WRBB’s Craig Short caught up with singer, songwriter, multi-instrumentalist and producer Joseph LeMay, who performs as SONTALK. His music, a blend of delicate dissonance, distorted slide guitar transmissions, sequenced beats, vinyl samples and warm electronics, has culminated in the debut album Stay Wild.
Joseph LeMay, the singer and songwriter behind SONTALK, has always loved the art of simple song craft. The power of words and melody are central to his songwriting. But on his latest record, Stay Wild, the first under his new moniker, LeMay breaks new sonic ground, applying his folk and Americana wisdom to an expansive world of synths, drum machines, and unorthodox production. I sat down with him to discuss his new direction, and how he stays true to his songwriting roots even in this exciting new format.
What prompted the move from recording music under your given name to recording as SONTALK?
Joseph: So, when I started making this record that turned into Stay Wild, I didn’t set out to start a new project, but we did want to make something new. And to be honest, I wasn’t hating on the Americana or folk genres. But there are elements of it that can be a bit trapping. Like if there’s not a steel guitar, or you’re not wearing a denim jacket and a cool Stetson white cowboy hat… I don’t want to make it out like that’s all there is to it, but all that said, I did have a desire to move outside of that genre. And we just went a lot further than we thought! So towards the last day of recording, I had this epiphany on the way to the studio like, “okay, the reason that this doesn’t sound like a Joseph LeMay record is because it isn’t.” And so then we had to go about creating the new vehicle for the music to live in.
Wow. So with that change, did you find that your creative process was evolving a lot? It wasn’t just sitting in a trailer this time?
Well, yes and no. Because I intended to make another Joseph LeMay record when we first started, a lot of these songs started in the same way that my previous records started. I still just write alone in my writing room. But it has evolved, in that now the possibilities are bigger. I think a bit more about sounds while I’m writing. I might write on electric guitar with a really inspiring guitar tone or use drum loops or synthesizers. That can be really freeing, and more exciting than only telling a narrative story with chords on a guitar and lyrics and melody.
There’s definitely a lot of interesting production elements going on in this current record. Do you find yourself collaborating with people more to get that tone?

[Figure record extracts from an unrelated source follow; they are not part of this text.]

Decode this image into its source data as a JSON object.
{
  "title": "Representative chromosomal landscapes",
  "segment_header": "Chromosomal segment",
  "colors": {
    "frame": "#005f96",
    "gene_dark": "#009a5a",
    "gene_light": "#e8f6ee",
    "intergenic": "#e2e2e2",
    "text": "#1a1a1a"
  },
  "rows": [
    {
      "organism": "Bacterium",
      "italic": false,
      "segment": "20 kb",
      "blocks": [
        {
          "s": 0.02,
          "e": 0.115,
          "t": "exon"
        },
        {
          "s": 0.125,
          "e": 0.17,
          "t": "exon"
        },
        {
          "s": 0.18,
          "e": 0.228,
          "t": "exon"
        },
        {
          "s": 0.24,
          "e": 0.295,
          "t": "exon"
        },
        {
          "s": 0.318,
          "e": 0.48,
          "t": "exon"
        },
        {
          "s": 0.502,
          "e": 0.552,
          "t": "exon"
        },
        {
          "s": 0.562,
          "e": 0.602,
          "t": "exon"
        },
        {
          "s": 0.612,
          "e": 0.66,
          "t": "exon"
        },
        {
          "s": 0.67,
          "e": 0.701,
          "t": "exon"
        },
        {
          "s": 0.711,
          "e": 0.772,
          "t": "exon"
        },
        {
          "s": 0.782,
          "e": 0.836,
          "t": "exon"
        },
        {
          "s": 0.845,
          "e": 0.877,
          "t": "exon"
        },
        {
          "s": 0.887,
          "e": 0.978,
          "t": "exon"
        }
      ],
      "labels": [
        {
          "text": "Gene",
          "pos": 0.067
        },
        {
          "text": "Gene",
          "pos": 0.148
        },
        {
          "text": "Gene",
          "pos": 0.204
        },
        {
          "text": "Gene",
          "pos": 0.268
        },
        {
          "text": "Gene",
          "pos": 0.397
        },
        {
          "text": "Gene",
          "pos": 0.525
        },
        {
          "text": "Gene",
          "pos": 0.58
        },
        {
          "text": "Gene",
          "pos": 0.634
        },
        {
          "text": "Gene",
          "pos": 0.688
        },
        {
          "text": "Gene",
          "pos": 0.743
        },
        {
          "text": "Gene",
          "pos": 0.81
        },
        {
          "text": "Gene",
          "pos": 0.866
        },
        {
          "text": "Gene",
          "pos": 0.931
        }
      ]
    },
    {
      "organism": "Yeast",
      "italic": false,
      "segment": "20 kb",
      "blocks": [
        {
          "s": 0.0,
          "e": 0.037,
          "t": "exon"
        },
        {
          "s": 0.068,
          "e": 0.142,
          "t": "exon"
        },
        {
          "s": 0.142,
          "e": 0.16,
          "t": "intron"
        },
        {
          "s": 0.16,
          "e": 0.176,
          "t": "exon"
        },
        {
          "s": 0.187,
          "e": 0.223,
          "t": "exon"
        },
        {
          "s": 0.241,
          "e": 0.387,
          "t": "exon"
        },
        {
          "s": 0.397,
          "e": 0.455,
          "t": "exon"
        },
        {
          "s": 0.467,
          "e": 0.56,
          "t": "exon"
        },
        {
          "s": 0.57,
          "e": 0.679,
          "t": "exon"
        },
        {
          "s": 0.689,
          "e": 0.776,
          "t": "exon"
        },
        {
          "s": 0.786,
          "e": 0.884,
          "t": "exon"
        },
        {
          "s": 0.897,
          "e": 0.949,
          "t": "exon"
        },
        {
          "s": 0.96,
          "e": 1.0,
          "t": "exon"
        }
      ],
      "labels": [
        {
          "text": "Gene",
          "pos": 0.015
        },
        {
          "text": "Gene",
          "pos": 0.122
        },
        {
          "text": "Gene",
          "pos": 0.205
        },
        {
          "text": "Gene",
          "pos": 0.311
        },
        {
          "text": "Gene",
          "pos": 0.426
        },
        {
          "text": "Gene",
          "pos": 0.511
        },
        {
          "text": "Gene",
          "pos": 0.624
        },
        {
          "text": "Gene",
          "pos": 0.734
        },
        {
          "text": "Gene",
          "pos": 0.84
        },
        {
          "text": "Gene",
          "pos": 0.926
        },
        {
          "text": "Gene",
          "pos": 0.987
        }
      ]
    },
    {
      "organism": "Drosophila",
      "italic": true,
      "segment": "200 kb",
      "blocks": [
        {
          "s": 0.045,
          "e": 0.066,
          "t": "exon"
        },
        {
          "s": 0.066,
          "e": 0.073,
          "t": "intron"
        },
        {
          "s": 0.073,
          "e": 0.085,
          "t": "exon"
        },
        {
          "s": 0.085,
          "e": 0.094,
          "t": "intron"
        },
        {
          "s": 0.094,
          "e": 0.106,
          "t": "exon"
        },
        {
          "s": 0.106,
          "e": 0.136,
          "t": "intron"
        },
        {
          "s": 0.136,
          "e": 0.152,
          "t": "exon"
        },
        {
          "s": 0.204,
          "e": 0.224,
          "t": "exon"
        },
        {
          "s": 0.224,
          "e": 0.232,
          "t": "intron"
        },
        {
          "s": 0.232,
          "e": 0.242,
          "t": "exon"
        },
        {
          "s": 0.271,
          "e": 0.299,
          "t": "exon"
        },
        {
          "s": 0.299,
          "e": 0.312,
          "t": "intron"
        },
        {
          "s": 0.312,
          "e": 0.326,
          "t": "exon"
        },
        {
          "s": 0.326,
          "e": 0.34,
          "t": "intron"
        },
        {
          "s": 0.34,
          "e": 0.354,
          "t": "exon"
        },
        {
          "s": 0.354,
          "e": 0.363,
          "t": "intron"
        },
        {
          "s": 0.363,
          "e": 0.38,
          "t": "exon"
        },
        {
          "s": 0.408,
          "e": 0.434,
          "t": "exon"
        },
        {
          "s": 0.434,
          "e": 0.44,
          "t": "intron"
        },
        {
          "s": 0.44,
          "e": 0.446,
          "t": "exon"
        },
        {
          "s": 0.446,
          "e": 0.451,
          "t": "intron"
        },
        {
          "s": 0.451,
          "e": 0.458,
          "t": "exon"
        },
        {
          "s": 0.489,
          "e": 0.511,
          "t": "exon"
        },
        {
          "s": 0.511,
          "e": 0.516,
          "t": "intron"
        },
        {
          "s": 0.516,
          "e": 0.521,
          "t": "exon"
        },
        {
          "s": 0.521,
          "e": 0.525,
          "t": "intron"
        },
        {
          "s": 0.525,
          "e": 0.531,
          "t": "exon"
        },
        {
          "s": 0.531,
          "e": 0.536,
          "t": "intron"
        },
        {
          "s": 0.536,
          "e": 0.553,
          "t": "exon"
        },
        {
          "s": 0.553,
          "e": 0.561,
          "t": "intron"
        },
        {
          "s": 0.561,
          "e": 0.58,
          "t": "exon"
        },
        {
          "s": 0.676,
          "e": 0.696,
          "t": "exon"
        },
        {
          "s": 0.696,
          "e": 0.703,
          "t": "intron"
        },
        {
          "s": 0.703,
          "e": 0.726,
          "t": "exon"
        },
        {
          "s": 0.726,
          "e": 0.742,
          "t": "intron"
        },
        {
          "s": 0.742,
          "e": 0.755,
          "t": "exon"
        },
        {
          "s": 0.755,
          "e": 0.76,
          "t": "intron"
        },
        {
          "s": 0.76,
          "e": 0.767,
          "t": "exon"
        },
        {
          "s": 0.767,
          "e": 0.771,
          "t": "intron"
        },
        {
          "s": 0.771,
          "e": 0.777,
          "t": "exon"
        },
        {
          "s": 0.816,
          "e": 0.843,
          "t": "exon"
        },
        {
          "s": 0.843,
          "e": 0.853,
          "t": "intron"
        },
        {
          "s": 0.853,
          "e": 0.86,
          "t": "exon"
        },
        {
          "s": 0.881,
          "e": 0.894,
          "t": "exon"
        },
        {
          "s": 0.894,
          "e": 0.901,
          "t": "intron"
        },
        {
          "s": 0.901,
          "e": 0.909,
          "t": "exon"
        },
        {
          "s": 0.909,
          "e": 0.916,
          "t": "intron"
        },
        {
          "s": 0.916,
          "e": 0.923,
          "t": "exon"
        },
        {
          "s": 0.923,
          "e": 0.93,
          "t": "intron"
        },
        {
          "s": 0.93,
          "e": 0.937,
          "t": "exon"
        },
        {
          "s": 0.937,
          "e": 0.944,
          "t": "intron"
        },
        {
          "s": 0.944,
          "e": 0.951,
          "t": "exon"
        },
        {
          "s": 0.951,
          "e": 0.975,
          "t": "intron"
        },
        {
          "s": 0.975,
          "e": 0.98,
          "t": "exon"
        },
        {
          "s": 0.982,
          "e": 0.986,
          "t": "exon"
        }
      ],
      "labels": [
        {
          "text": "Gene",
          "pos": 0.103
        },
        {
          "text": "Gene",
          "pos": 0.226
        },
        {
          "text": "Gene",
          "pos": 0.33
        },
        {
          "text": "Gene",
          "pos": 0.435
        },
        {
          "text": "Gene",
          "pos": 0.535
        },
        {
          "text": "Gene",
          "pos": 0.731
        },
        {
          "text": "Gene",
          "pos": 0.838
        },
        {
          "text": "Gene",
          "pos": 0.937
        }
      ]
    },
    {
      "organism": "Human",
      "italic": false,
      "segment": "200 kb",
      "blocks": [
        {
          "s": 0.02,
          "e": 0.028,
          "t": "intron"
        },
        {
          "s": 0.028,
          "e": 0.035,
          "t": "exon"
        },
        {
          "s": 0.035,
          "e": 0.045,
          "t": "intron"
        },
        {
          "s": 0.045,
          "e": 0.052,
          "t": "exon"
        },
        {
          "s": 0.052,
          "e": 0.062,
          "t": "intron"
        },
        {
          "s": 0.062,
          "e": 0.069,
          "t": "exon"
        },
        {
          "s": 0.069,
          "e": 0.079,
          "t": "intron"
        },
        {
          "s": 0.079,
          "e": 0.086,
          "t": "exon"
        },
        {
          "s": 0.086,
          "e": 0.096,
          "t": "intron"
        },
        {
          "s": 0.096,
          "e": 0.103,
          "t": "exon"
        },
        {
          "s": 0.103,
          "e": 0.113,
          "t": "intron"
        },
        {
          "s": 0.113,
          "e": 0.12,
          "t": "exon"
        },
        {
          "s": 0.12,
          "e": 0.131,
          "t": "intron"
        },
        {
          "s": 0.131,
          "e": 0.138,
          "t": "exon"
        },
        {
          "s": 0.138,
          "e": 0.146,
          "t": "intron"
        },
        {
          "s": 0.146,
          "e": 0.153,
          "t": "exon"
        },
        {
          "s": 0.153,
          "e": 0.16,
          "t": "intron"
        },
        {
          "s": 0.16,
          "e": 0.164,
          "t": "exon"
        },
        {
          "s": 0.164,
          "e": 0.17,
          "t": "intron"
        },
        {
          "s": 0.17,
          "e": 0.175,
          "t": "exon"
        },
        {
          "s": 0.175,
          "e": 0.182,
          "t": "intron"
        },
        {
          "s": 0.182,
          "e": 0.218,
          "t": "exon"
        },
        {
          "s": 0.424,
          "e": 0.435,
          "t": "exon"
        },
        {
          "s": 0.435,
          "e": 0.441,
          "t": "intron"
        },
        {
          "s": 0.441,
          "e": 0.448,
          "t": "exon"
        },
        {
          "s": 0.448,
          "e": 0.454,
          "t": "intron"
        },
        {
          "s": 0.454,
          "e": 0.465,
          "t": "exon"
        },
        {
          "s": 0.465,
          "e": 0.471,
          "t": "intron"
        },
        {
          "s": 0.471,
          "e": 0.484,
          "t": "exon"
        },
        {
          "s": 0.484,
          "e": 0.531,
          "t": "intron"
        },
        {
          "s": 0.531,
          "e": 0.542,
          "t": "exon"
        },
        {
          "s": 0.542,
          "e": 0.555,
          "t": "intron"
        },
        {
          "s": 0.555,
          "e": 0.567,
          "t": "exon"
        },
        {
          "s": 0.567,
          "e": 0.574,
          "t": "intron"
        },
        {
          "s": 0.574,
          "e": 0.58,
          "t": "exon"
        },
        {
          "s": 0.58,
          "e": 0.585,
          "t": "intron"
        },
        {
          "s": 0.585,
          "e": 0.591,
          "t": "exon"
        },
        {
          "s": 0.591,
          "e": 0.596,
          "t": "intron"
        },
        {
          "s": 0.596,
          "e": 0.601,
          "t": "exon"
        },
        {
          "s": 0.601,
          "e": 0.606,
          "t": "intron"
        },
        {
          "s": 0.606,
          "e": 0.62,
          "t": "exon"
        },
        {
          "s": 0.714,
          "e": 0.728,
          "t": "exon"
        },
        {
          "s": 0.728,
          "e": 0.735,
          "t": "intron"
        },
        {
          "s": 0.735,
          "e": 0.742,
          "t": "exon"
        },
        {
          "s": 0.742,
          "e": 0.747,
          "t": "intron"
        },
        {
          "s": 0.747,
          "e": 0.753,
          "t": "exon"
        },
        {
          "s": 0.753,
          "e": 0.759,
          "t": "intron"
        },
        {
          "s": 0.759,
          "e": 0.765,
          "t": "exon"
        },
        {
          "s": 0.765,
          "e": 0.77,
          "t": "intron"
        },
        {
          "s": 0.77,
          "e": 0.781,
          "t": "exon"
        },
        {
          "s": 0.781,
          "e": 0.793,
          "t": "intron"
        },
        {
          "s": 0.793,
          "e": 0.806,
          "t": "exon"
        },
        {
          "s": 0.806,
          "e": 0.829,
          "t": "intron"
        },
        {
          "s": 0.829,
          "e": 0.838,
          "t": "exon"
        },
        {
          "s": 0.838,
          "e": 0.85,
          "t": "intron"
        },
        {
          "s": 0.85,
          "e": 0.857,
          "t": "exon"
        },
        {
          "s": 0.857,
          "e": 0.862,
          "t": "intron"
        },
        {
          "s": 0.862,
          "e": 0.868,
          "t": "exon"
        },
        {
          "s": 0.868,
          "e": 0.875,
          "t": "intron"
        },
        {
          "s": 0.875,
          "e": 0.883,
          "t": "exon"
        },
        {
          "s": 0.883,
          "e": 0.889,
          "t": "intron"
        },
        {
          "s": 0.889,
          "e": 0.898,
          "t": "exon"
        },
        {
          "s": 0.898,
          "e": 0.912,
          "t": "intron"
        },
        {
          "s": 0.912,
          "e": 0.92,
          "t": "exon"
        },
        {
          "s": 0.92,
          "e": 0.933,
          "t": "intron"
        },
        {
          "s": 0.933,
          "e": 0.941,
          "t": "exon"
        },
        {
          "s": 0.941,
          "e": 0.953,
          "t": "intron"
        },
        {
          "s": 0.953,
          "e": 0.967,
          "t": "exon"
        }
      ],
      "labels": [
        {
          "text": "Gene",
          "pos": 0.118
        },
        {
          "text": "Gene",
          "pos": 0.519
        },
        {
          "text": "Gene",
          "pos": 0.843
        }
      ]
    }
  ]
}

Yeah absolutely. This record was an incredibly collaborative process. Previously I’d just worked with my friends and people that played with me live, so I had to overcome the fear of working with new people for that. But I think it ended up being a good thing, because it was a clean slate for everyone. Nobody had to break any old molds, so to speak.
Did you find yourself giving up more creative control?
Correct. I gave up a ton of creative control on this, and it was a lot more satisfying than if I had created this simply out of my own mind. It had this harmonious way of coming into being was pretty awesome to get to be a part of.
So, thematically it seems like a lot of the music you write is a way of figuring yourself out and expressing things that you wouldn’t be able to express in other ways. Do you find that music works for you as a tool of communication?
It’s just easier to say hard things about yourself or a place that you’re from when you put it to song. We also know that it’s easier to hear those things when it’s to a song. I don’t necessarily find myself saying “I need to get some stuff off my chest. I’m going to I’m going to write a song about this.” It’s a subconscious outflow. A lot of times, I don’t realize how much I’ve been dealing with a certain thing until it comes out as lyrics or a chord progression. So it is cathartic, but it’s not a scheduled therapy session.
Have you been able to express yourself in new ways with the new direction your project is taking?
In my previous stuff I had a tendency to want to resolve things in life. My last record was primarily a love song album, so it’s nice to get a little bit more realistic. There’s not always a happy ending immediately, and especially not at the end of a four minute song. And live, [the music] is even more rowdy than than the record, so I get to get out some of that some of that aggression, and sing a bit louder and play harder.
Now that you’ve forged this new territory, where do you see yourself going in the future? Are there any more things you’d want to try?
I like this project because it allows me to write songs the way that I like to, which is somewhat traditional. I think somewhere inside I’ll always want to check off the boxes of a Nashville songwriter. I like stories, I like fun wordplay. And so I can write traditional folk songs or a classic piano ballad, and then put it through this SONTALK filter and get the excitement of experimenting with sounds. And that’s a lot of fun to do.